Para alcanzar la ciudadanía plena, sin embargo, se requiere agregar el componente racional de la mezcla, que no es heredado sino aprendido y que termina siendo más importante porque determina que las personas decidan asumir conscientemente compromisos de respeto, cuidado y difusión de los pilares fundamentales de la comunidad a la que se deben. Conceptos como el respeto a los derechos ajenos, el cumplimiento de obligaciones de pagar impuestos y servicios públicos, la gestión escrupulosa de los recursos públicos y la aplicación de reconocimientos y sanciones sociales para educar, entre otros, son el resultado de sólidas bases familiares que se afianzan a través de educación pertinente y de calidad. El buen ejemplo de líderes y referentes sociales es fundamental para alcanzar la ciudadanía racional.
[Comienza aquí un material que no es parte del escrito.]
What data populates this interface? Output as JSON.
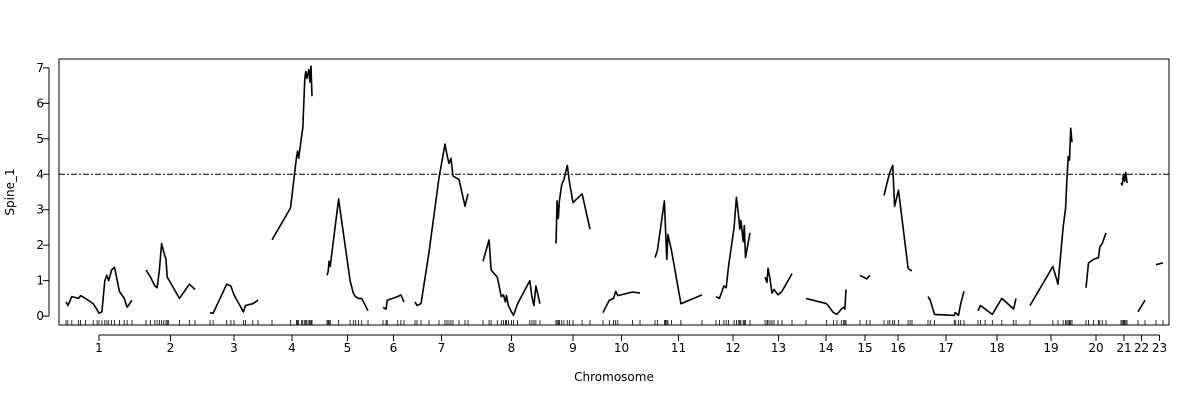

Toda sociedad vibrante, que quiera progresar y elevar su desarrollo debe revisar regularmente cómo está su nivel de ciudadanía plena, tanto en lo emocional como en lo racional. En el caso de Córdoba, indicadores como los resultados en materia de desarrollo Humano, competitividad y transparencia, muestran que el departamento tiene serias debilidades y grandes oportunidades para avanzar hacia el ejercicio de una ciudadanía plena o integral por parte de sus habitantes. Hay déficit de ciudadanía. Desde Atarraya invitamos a hogares, colegios y universidades a avanzar con decisión y prioridad en la educación en ciudadanía plena, formando personas que no sólo se identifiquen con Córdoba, sino que, por encima de todo, se comprometan consciente y racionalmente con el departamento. El déficit de ciudadanía es un pesado lastre para el progreso social y el desarrollo sostenible.